L’applicazione del meccanismo dell’inversione contabile comporta che il destinatario della cessione, se soggetto passivo d’imposta nel territorio dello Stato, è obbligato all’assolvimento dell’imposta, in luogo del cedente. Ciò, in deroga al principio di carattere generale secondo cui debitore d’imposta nei confronti dell’Erario, ai fini Iva, è il soggetto che effettua la cessione di beni o la (prestazione di servizi).

Quindi, i cedenti dei beni in argomento sono tenuti a emettere fattura senza addebito d’imposta, con l’osservanza delle disposizioni di cui agli articoli 21 e seguenti del Dpr n. 633/1972 e con l’indicazione della norma che prevede l’applicazione del reverse charge – articolo 17, comma 6, lettera c). Il committente dovrà, poi, integrare la fattura con l’indicazione dell’aliquota e della relativa imposta e annotarla nel registro delle fatture emesse o in quello dei corrispettivi (articoli 23 e 24, del Dpr 633/1972), entro il mese di ricevimento ovvero anche successivamente, ma comunque entro quindici giorni dal ricevimento e con riferimento al relativo mese.
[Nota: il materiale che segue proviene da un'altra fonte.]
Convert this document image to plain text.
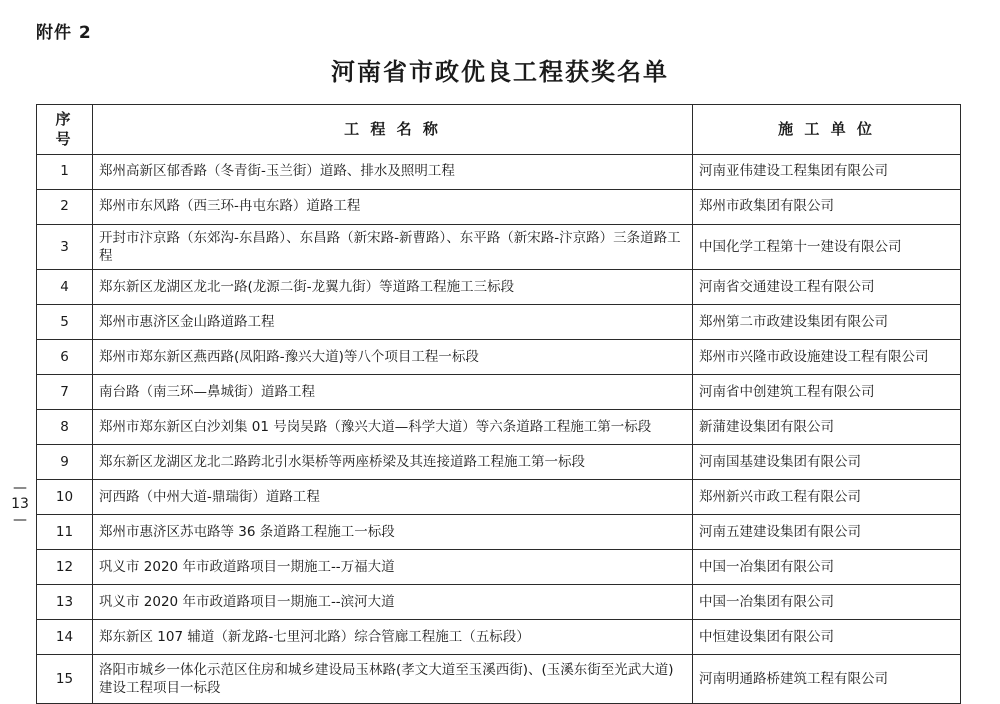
附件 2
河南省市政优良工程获奖名单
— 13 —
序 号	工 程 名 称	施 工 单 位
1	郑州高新区郁香路（冬青街-玉兰街）道路、排水及照明工程	河南亚伟建设工程集团有限公司
2	郑州市东风路（西三环-冉屯东路）道路工程	郑州市政集团有限公司
3	开封市汴京路（东郊沟-东昌路）、东昌路（新宋路-新曹路）、东平路（新宋路-汴京路）三条道路工程	中国化学工程第十一建设有限公司
4	郑东新区龙湖区龙北一路(龙源二街-龙翼九街）等道路工程施工三标段	河南省交通建设工程有限公司
5	郑州市惠济区金山路道路工程	郑州第二市政建设集团有限公司
6	郑州市郑东新区燕西路(凤阳路-豫兴大道)等八个项目工程一标段	郑州市兴隆市政设施建设工程有限公司
7	南台路（南三环—鼻城街）道路工程	河南省中创建筑工程有限公司
8	郑州市郑东新区白沙刘集 01 号岗吴路（豫兴大道—科学大道）等六条道路工程施工第一标段	新蒲建设集团有限公司
9	郑东新区龙湖区龙北二路跨北引水渠桥等两座桥梁及其连接道路工程施工第一标段	河南国基建设集团有限公司
10	河西路（中州大道-鼎瑞街）道路工程	郑州新兴市政工程有限公司
11	郑州市惠济区苏屯路等 36 条道路工程施工一标段	河南五建建设集团有限公司
12	巩义市 2020 年市政道路项目一期施工--万福大道	中国一冶集团有限公司
13	巩义市 2020 年市政道路项目一期施工--滨河大道	中国一冶集团有限公司
14	郑东新区 107 辅道（新龙路-七里河北路）综合管廊工程施工（五标段）	中恒建设集团有限公司
15	洛阳市城乡一体化示范区住房和城乡建设局玉林路(孝文大道至玉溪西街)、(玉溪东街至光武大道)建设工程项目一标段	河南明通路桥建筑工程有限公司
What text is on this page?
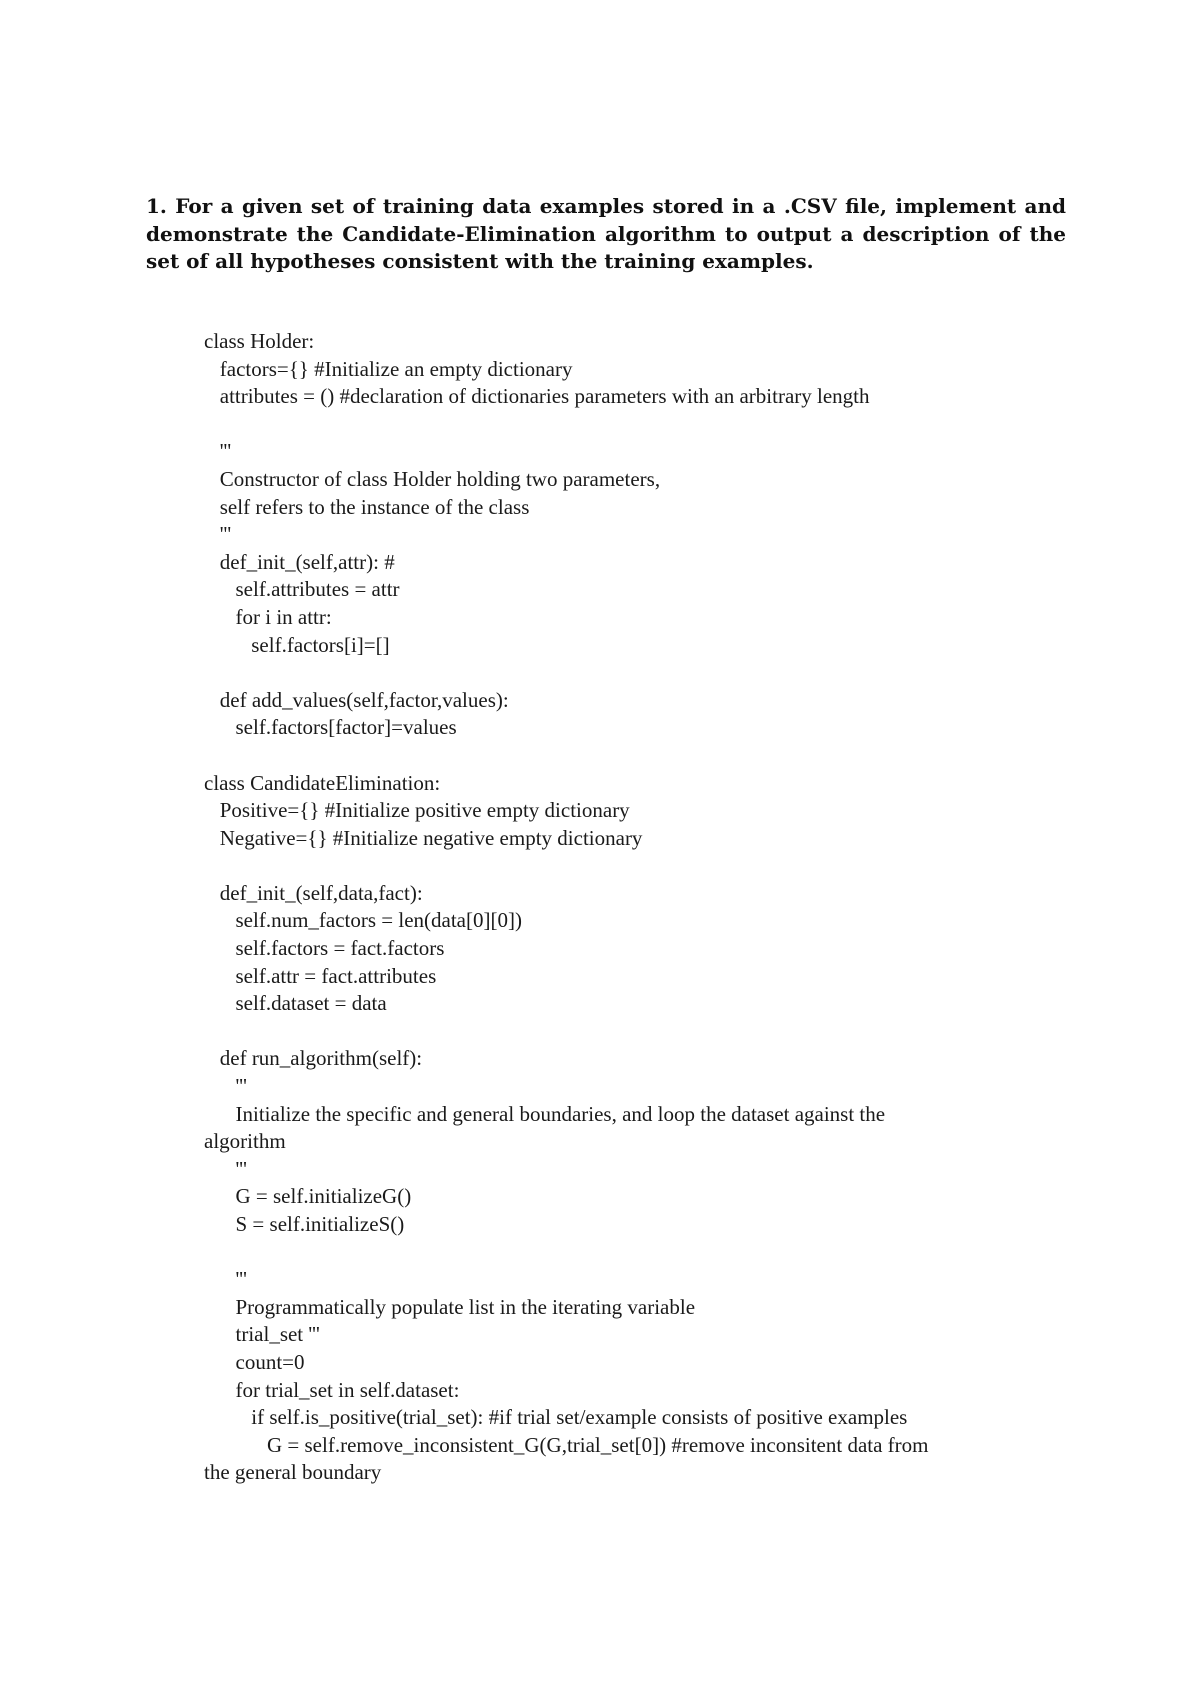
1. For a given set of training data examples stored in a .CSV file, implement and demonstrate the Candidate-Elimination algorithm to output a description of the set of all hypotheses consistent with the training examples.

class Holder:
factors={} #Initialize an empty dictionary
attributes = () #declaration of dictionaries parameters with an arbitrary length
'''
Constructor of class Holder holding two parameters,
self refers to the instance of the class
'''
def_init_(self,attr): #
self.attributes = attr
for i in attr:
self.factors[i]=[]
def add_values(self,factor,values):
self.factors[factor]=values
class CandidateElimination:
Positive={} #Initialize positive empty dictionary
Negative={} #Initialize negative empty dictionary
def_init_(self,data,fact):
self.num_factors = len(data[0][0])
self.factors = fact.factors
self.attr = fact.attributes
self.dataset = data
def run_algorithm(self):
'''
Initialize the specific and general boundaries, and loop the dataset against the
algorithm
'''
G = self.initializeG()
S = self.initializeS()
'''
Programmatically populate list in the iterating variable
trial_set '''
count=0
for trial_set in self.dataset:
if self.is_positive(trial_set): #if trial set/example consists of positive examples
G = self.remove_inconsistent_G(G,trial_set[0]) #remove inconsitent data from
the general boundary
Il documento contabile, ai fini della detrazione, è annotato anche nel registro degli acquisti di ex art.25 Dpr 633/1972.

Fuori dall’ambito
Sono escluse dall’applicazione del meccanismo dell’inversione contabile le cessioni dei beni effettuate nella fase del commercio al dettaglio.
Ciò, in quanto, obiettivo della deroga richiesta dall’Italia, autorizzata dal Consiglio Ue, è quello di rendere debitore dell’Iva il cessionario “passivo”, per contrastare le frodi che si verificano, di regola, nelle cessioni che precedono il commercio al dettaglio, nel quale i beni sono venduti all’ultimo acquirente, ossia all’utilizzatore finale del ciclo distributivo.
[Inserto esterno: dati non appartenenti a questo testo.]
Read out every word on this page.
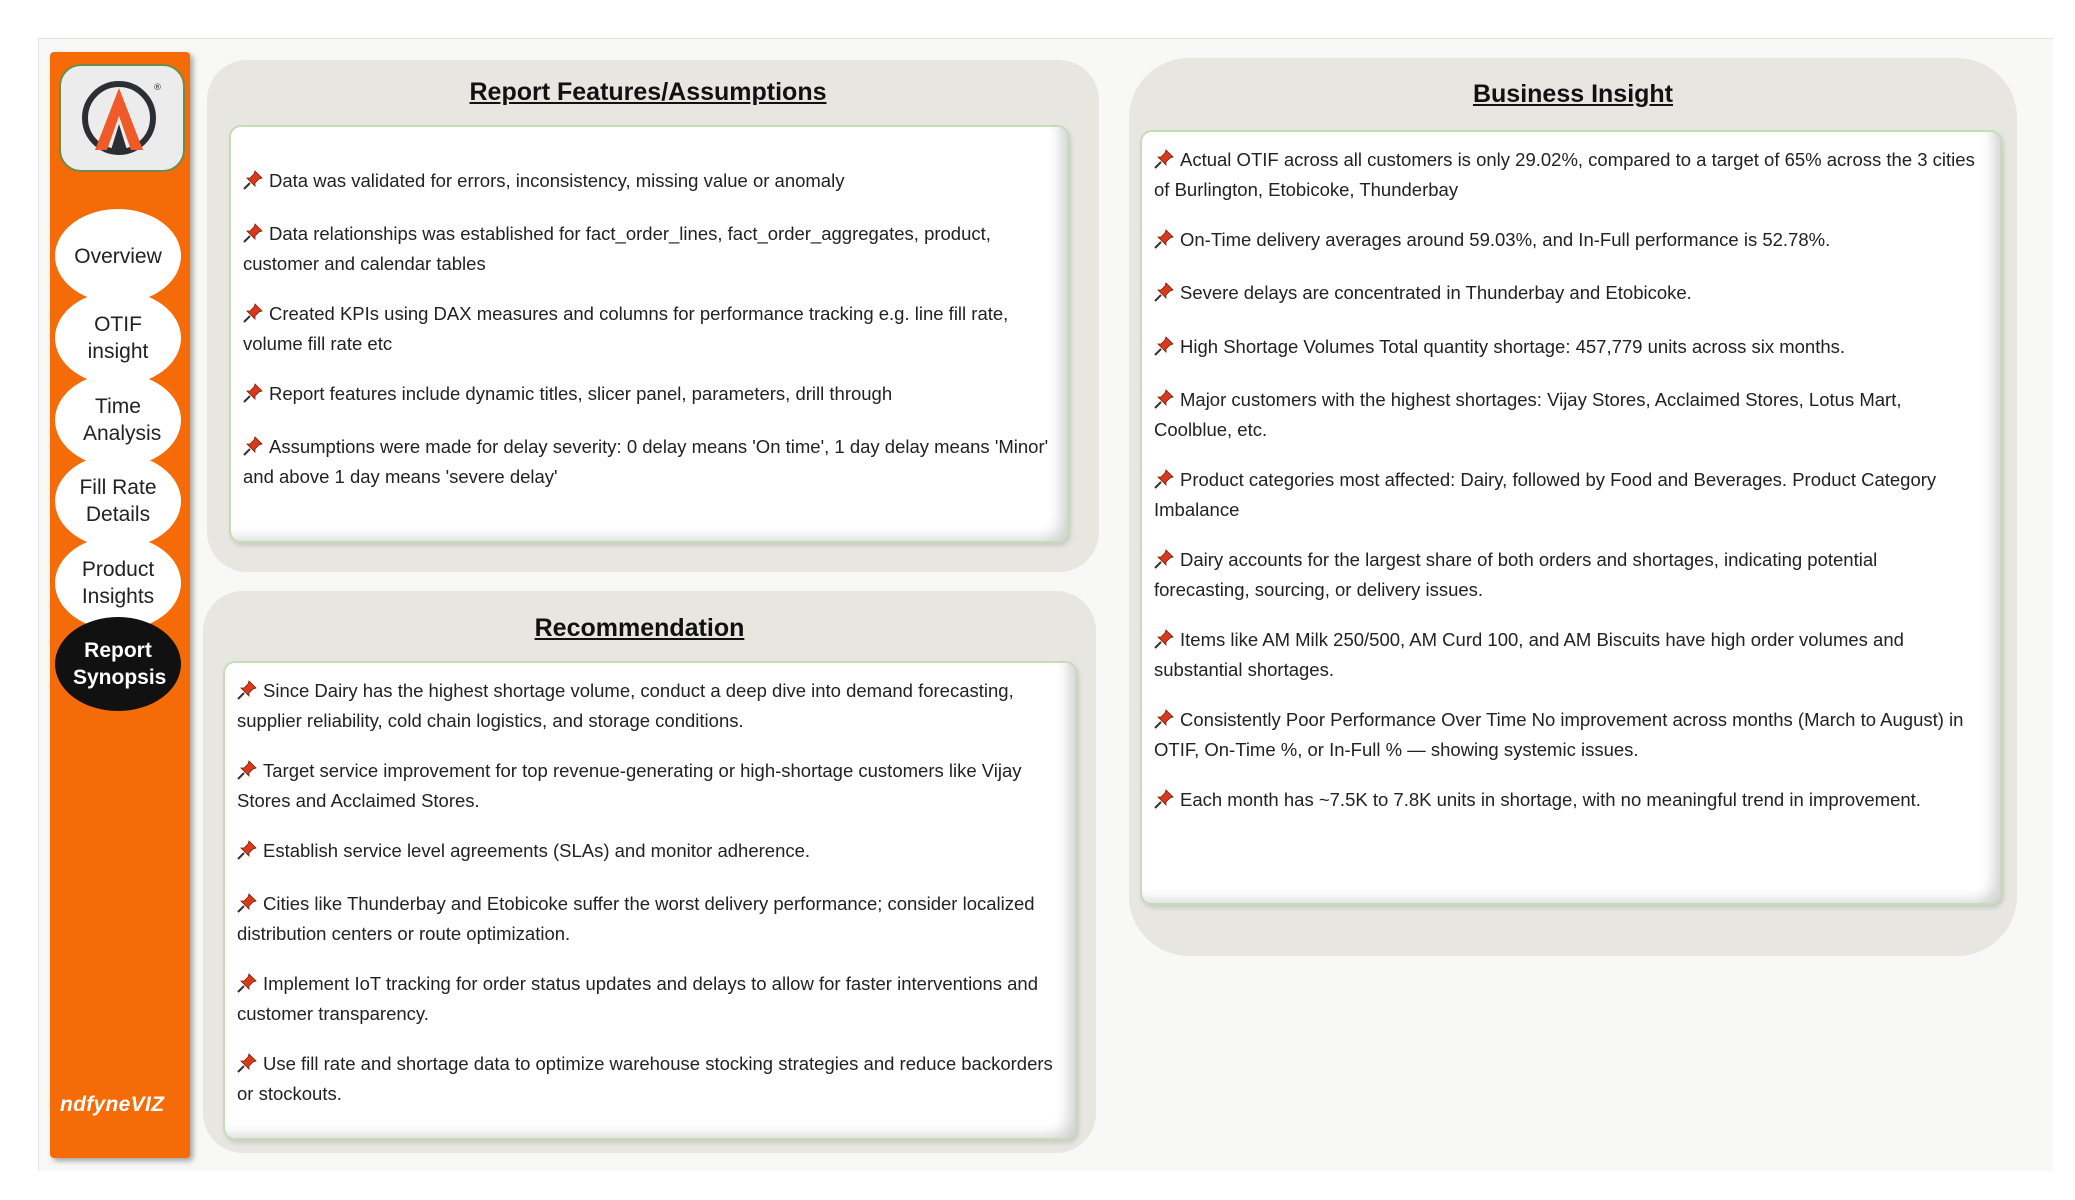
®
Overview
OTIF insight
Time Analysis
Fill Rate Details
Product Insights
Report Synopsis
ndfyneVIZ
Report Features/Assumptions
Data was validated for errors, inconsistency, missing value or anomaly
Data relationships was established for fact_order_lines, fact_order_aggregates, product, customer and calendar tables
Created KPIs using DAX measures and columns for performance tracking e.g. line fill rate, volume fill rate etc
Report features include dynamic titles, slicer panel, parameters, drill through
Assumptions were made for delay severity: 0 delay means 'On time', 1 day delay means 'Minor' and above 1 day means 'severe delay'
Recommendation
Since Dairy has the highest shortage volume, conduct a deep dive into demand forecasting, supplier reliability, cold chain logistics, and storage conditions.
Target service improvement for top revenue-generating or high-shortage customers like Vijay Stores and Acclaimed Stores.
Establish service level agreements (SLAs) and monitor adherence.
Cities like Thunderbay and Etobicoke suffer the worst delivery performance; consider localized distribution centers or route optimization.
Implement IoT tracking for order status updates and delays to allow for faster interventions and customer transparency.
Use fill rate and shortage data to optimize warehouse stocking strategies and reduce backorders or stockouts.
Business Insight
Actual OTIF across all customers is only 29.02%, compared to a target of 65% across the 3 cities of Burlington, Etobicoke, Thunderbay
On-Time delivery averages around 59.03%, and In-Full performance is 52.78%.
Severe delays are concentrated in Thunderbay and Etobicoke.
High Shortage Volumes Total quantity shortage: 457,779 units across six months.
Major customers with the highest shortages: Vijay Stores, Acclaimed Stores, Lotus Mart, Coolblue, etc.
Product categories most affected: Dairy, followed by Food and Beverages. Product Category Imbalance
Dairy accounts for the largest share of both orders and shortages, indicating potential forecasting, sourcing, or delivery issues.
Items like AM Milk 250/500, AM Curd 100, and AM Biscuits have high order volumes and substantial shortages.
Consistently Poor Performance Over Time No improvement across months (March to August) in OTIF, On-Time %, or In-Full % — showing systemic issues.
Each month has ~7.5K to 7.8K units in shortage, with no meaningful trend in improvement.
Tra gli esclusi dall’applicazione del reverse charge per le cessioni di cellulari e microprocessori vi sono, inoltre, i soggetti che operano nel regime dei contribuenti minimi, disciplinato dall’articolo 1, commi da 96 a 117, della legge 244/2007.
Questi soggetti, infatti, sono esonerati dal versamento dell’imposta e dagli altri adempimenti previsti dal Dpr 633/1972, a eccezione degli obblighi di numerazione e conservazione delle fatture di acquisto e delle bollette doganali e degli obblighi da assolvere per le operazioni intra-Ue.
È previsto, tuttavia, l’obbligo di certificazione del corrispettivo, che dovrà essere adempiuto dal cedente senza recare l’addebito dell’imposta.
Infine, qualora il contribuente minimo assuma la veste di cessionario dei beni in discorso, la fattura emessa nei suoi confronti in regime di reverse charge comporta l’obbligo di integrazione del documento e di versamento dell’imposta entro il giorno 16 del mese successivo a quello di effettuazione dell’operazione.

Decorrenza
Il reverse charge per le fattispecie in esame, si rende applicabile alle cessioni effettuate a partire dal 1° aprile 2011.
Ciò conformemente alla previsione di cui all’articolo 3, comma 2, dello Statuto dei diritti del contribuente (legge 212/2000), secondo cui “In ogni caso, le disposizioni tributarie non possono prevedere adempimenti a carico dei contribuenti la cui scadenza sia fissata anteriormente al sessantesimo giorno dalla data della loro entrata in vigore o dell’adozione dei provvedimenti di attuazione in esse espressamente previsti“.
Poiché il predetto termine di sessanta giorni costituisce un termine minimo a decorrere dal quale trovano applicazione le nuove disposizioni e in considerazione della necessità, per i contribuenti che operano nei settori interessati, di realizzare modifiche rilevanti nelle procedure gestionali e del fatto che alcuni dei contribuenti tenuti ad applicare il sistema del reverse charge, in ragione delle dimensioni del volume d’affari, liquidano l’imposta per periodi trimestrali, l’Amministrazione finanziaria ritiene opportuna – per gli specifici casi in esame – l’applicazione del meccanismo dell’inversione contabile alle cessioni effettuate – ai sensi dell’articolo 6, del Dpr 633/1972 – a partire dal 1° aprile 2011.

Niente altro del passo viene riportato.